Réunion du mercredi 6 octobre 2021 à 17h30
Commission de la défense nationale et des forces armées

Jean-Yves le Drian, ministre :

La crise actuelle présente quatre aspects qui s'entremêlent et qui méritent chacun une attention particulière. Premièrement, d'un point de vue strictement franco-australien, le gouvernement australien a trahi un partenaire avec lequel il avait conclu un accord ; il importera de poursuivre nos discussions afin de clarifier certaines choses quant à cette rupture d'engagement. Deuxièmement, la crise actuelle marque une rupture de confiance, sur un sujet majeur, avec deux de nos alliés au sein de l'Alliance atlantique, les États‑Unis et le Royaume-Uni. Troisièmement, nous voyons dans l'espace indo-pacifique l'affirmation d'une forme d'alliance militaire, avec une logique confrontationnelle, entre les États-Unis, le Royaume-Uni et l'Australie. Quatrièmement, nous assistons à l'arrivée du nucléaire dans cette zone géographique, par le biais de la propulsion. La combinaison de ces quatre aspects rend la crise très importante et très grave. Nous devons en prendre toute la mesure.

Pour tout vous dire, j'entretiens avec Antony Blinken des relations très amicales. Je le connais depuis longtemps – bien avant qu'il n'occupe ses fonctions actuelles. Nos échanges sont cordiaux et je pense que nous nous estimons réciproquement. Cette proximité et cette amitié permettent la franchise, et je peux vous dire que nos récents échanges ont été d'une très grande franchise ! Ce ne sont pas nos deux personnes qui sont en jeu, mais nos deux pays.

Pour sortir de la crise de confiance entre la France et les États-Unis, nous aurons besoin de temps. Certains actes devront être posés, et mes discussions avec Antony Blinken portent sur la manière dont nous parviendrons à ces actes, selon le calendrier que vous connaissez. Un nouvel entretien téléphonique entre les deux présidents sera organisé mi-octobre, et une première série de décisions et d'orientations pourraient être annoncées à l'occasion du G20.

Sur chacun des trois paquets que j'ai évoqués dans mon propos liminaire et qui sont cités dans le communiqué conjoint des deux présidents, nous sommes en train de travailler, avec nos collaborateurs, parfois en tête à tête, pour obtenir des résultats. Nous essayons de sortir de cette crise par le haut, mais face à une rupture de confiance de cette ampleur, dans les quatre dimensions que je viens d'indiquer – même si les États-Unis ne sont directement concernés que par trois d'entre elles –, il faut du temps.

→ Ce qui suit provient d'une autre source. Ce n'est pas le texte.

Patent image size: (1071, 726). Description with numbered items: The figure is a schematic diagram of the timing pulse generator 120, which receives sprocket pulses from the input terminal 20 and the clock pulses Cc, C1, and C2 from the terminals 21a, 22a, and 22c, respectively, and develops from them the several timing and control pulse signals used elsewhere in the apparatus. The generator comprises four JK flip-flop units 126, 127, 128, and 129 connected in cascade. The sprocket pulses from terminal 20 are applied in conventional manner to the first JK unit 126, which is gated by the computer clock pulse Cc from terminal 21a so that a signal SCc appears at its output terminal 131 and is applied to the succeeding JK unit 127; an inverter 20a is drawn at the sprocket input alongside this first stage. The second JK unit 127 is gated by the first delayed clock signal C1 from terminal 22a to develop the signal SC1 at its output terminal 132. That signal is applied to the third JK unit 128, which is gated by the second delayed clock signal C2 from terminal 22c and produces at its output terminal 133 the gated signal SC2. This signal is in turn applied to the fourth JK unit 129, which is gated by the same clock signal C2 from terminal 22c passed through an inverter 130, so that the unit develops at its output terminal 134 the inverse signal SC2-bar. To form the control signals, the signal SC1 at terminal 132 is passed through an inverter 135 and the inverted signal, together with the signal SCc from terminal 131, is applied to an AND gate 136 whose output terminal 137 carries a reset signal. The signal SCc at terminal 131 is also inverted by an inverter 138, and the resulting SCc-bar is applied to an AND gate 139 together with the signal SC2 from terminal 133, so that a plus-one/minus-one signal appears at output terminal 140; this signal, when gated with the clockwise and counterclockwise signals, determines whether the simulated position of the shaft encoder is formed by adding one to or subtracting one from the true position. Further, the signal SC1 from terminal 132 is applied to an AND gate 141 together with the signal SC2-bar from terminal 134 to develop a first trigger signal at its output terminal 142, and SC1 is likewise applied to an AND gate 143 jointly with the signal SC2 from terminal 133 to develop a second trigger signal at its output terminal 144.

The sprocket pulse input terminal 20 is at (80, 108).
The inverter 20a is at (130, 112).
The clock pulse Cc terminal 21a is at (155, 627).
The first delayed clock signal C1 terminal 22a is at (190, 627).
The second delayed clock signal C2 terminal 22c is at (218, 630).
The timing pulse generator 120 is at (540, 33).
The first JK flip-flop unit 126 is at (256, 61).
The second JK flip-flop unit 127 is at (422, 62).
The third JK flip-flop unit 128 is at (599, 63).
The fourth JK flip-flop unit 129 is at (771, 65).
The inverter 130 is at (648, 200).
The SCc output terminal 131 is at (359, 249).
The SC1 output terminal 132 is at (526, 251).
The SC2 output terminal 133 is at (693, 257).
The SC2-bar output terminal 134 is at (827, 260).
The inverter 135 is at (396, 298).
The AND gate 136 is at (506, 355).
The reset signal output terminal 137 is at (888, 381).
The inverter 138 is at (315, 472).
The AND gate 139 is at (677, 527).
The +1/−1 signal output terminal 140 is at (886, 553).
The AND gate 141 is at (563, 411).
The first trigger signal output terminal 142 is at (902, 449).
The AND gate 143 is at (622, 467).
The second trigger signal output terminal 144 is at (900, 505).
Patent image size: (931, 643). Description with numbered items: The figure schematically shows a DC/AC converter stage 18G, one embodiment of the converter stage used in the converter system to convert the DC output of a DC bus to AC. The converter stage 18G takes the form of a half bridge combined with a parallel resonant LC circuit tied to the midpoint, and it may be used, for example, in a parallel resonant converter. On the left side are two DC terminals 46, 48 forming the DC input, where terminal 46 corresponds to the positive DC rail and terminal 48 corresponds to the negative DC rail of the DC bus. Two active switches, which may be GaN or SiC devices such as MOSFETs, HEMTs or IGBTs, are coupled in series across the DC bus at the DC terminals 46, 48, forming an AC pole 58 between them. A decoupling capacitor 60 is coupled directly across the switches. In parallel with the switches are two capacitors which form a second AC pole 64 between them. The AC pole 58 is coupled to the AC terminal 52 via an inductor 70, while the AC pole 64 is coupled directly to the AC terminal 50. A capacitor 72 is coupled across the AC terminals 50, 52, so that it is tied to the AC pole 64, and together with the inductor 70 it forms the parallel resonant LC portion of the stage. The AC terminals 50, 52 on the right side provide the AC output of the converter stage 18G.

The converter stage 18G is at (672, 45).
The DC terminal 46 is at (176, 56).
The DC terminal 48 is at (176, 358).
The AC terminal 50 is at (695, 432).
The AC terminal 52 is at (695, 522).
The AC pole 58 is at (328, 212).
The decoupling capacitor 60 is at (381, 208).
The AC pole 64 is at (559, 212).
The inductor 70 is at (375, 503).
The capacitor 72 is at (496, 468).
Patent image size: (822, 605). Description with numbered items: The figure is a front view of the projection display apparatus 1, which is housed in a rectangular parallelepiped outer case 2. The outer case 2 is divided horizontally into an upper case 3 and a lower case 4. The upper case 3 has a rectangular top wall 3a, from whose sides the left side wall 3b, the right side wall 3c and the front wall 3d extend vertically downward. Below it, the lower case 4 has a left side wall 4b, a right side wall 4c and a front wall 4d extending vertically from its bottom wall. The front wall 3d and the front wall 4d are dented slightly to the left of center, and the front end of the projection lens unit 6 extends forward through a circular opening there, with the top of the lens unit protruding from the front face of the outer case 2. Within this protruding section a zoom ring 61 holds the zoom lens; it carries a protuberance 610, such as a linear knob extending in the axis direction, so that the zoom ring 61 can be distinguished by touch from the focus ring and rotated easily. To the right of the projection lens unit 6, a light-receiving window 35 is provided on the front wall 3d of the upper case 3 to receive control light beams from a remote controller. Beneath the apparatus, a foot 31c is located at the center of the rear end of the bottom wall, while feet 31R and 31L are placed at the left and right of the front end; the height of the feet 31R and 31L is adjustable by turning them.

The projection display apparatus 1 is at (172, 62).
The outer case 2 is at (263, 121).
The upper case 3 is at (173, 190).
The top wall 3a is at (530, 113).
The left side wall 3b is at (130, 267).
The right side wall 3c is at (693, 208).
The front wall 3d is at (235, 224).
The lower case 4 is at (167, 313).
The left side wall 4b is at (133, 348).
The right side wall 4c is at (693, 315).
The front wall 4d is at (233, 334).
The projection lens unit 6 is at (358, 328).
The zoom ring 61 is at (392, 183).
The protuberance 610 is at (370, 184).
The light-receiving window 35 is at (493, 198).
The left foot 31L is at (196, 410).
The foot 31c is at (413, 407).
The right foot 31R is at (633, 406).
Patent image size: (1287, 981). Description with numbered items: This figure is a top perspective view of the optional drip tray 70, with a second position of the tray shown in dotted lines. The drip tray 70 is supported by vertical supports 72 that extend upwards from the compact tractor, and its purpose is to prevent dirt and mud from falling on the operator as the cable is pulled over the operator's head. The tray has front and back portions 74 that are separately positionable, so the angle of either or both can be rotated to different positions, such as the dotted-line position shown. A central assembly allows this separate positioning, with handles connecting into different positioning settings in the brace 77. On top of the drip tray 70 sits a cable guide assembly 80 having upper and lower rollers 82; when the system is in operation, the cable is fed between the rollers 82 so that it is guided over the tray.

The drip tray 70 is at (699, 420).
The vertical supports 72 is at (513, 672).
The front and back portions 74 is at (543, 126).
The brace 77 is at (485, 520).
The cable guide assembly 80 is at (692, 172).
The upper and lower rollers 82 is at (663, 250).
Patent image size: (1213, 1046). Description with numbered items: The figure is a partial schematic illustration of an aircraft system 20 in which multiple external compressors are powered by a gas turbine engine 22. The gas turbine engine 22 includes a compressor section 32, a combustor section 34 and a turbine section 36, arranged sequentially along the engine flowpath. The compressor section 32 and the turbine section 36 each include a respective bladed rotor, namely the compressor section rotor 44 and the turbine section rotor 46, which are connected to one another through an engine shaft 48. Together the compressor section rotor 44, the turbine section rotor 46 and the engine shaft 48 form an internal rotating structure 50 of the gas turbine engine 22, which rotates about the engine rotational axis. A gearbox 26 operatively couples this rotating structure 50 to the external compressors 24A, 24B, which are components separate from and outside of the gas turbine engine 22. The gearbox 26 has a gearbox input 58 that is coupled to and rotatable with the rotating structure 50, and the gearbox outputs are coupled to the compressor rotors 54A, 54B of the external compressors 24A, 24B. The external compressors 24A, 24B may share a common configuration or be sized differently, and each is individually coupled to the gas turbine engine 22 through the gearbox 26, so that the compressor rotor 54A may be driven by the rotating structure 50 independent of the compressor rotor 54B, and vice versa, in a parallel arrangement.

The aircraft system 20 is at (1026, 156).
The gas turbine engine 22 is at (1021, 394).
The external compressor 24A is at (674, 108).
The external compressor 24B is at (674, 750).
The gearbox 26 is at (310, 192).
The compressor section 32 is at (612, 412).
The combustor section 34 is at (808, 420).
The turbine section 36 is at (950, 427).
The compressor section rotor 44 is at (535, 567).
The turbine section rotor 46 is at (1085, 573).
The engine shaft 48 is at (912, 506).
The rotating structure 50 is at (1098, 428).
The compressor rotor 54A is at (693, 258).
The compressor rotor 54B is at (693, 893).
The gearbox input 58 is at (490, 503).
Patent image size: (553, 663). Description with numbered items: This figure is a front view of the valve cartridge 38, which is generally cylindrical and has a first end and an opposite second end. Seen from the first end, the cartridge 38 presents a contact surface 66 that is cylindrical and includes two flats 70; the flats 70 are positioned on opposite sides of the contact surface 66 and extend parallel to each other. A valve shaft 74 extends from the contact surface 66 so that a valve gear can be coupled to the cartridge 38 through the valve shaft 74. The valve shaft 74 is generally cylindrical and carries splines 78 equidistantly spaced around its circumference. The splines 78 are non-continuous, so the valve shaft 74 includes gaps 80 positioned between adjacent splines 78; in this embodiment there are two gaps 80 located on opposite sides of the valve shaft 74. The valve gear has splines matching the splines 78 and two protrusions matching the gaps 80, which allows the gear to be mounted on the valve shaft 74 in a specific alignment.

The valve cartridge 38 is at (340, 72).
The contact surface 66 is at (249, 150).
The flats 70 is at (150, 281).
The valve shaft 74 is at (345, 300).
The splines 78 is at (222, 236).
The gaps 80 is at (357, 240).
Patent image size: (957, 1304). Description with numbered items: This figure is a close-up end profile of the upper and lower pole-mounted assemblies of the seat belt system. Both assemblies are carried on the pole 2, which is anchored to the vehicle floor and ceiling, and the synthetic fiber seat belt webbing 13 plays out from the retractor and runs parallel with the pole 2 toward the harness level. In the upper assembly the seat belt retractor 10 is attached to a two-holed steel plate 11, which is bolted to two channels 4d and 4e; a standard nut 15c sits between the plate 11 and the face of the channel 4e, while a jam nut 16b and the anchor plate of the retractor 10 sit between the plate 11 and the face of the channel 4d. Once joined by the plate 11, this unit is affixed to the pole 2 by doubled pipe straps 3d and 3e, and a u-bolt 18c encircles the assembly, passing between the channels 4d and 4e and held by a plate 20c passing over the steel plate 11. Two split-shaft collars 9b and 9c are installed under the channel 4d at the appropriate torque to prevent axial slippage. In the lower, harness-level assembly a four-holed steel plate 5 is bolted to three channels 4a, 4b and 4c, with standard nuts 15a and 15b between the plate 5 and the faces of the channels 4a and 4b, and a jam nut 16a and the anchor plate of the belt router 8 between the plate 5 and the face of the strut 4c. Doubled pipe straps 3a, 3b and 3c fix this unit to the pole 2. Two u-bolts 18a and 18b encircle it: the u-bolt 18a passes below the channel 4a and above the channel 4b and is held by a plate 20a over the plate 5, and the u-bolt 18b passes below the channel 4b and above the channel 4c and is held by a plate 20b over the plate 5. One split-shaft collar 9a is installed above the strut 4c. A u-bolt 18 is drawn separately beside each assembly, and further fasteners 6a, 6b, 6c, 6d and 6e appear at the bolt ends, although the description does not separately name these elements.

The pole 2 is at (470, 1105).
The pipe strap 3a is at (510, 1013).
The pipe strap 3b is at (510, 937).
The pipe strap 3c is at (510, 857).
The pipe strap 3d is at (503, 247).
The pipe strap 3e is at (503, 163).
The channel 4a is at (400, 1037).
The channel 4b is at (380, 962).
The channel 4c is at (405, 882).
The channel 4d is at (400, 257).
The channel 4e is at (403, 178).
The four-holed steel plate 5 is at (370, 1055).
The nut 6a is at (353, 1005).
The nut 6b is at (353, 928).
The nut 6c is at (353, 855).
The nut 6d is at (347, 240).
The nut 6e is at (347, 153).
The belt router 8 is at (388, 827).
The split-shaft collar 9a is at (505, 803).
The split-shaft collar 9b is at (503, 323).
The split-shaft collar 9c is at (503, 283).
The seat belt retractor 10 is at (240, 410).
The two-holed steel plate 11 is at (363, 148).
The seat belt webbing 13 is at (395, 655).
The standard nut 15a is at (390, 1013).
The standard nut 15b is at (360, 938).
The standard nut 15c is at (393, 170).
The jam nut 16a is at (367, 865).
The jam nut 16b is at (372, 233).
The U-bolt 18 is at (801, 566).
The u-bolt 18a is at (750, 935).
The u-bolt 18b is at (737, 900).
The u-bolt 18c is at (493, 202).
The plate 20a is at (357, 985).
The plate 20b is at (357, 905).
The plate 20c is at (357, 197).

Le premier paquet de discussions géopolitiques concerne la nécessaire reconnaissance, par les États-Unis, que la défense européenne doit être plus forte, plus performante et plus reconnue. À cet égard, il faudra changer de paradigme au sein de l'OTAN, où certains responsables, même de très haut niveau, considèrent encore, comme dans les années quatre-vingt-dix, qu'une Europe plus capable et plus autonome en matière de défense pourrait mettre l'OTAN en danger. Pour notre part, nous sommes de ceux qui pensent qu'une alliance rééquilibrée, où chacun assume sa part de responsabilité, est une alliance plus forte et plus crédible. Cette idée doit être défendue et concrétisée.

Le deuxième paquet concerne la région indo-pacifique, où nous avons avec les États-Unis une divergence d'approche. J'ai expliqué dans mon propos introductif que nous n'étions pas dans une logique d'affirmation confrontationnelle. Notre stratégie indo-pacifique tient compte de la militarisation croissante de la Chine, mais elle intègre bien d'autres aspects que les sujets militaires – je pense aux enjeux liés à la liberté de navigation, aux enjeux de sécurité en mer, aux enjeux environnementaux ou encore aux enjeux de développement. Nous entendons respecter la souveraineté de l'ensemble des acteurs et de nos partenaires dans la région, car il n'y a pas que l'Australie ! L'Inde, la Malaisie, Singapour et l'Indonésie sont aussi de grands pays, avec lesquels nous avons des relations fortes, étroites et suivies, que nous allons encore renforcer dans le cadre de notre stratégie indo-pacifique. Lors de la présidence française de l'Union européenne, nous organiserons d'ailleurs à Paris un sommet indo-pacifique : cet événement s'inscrira dans le prolongement des enseignements tirés de la crise actuelle.

Le troisième paquet porte sur le soutien que les États-Unis peuvent nous apporter dans la lutte contre le terrorisme, singulièrement au Sahel.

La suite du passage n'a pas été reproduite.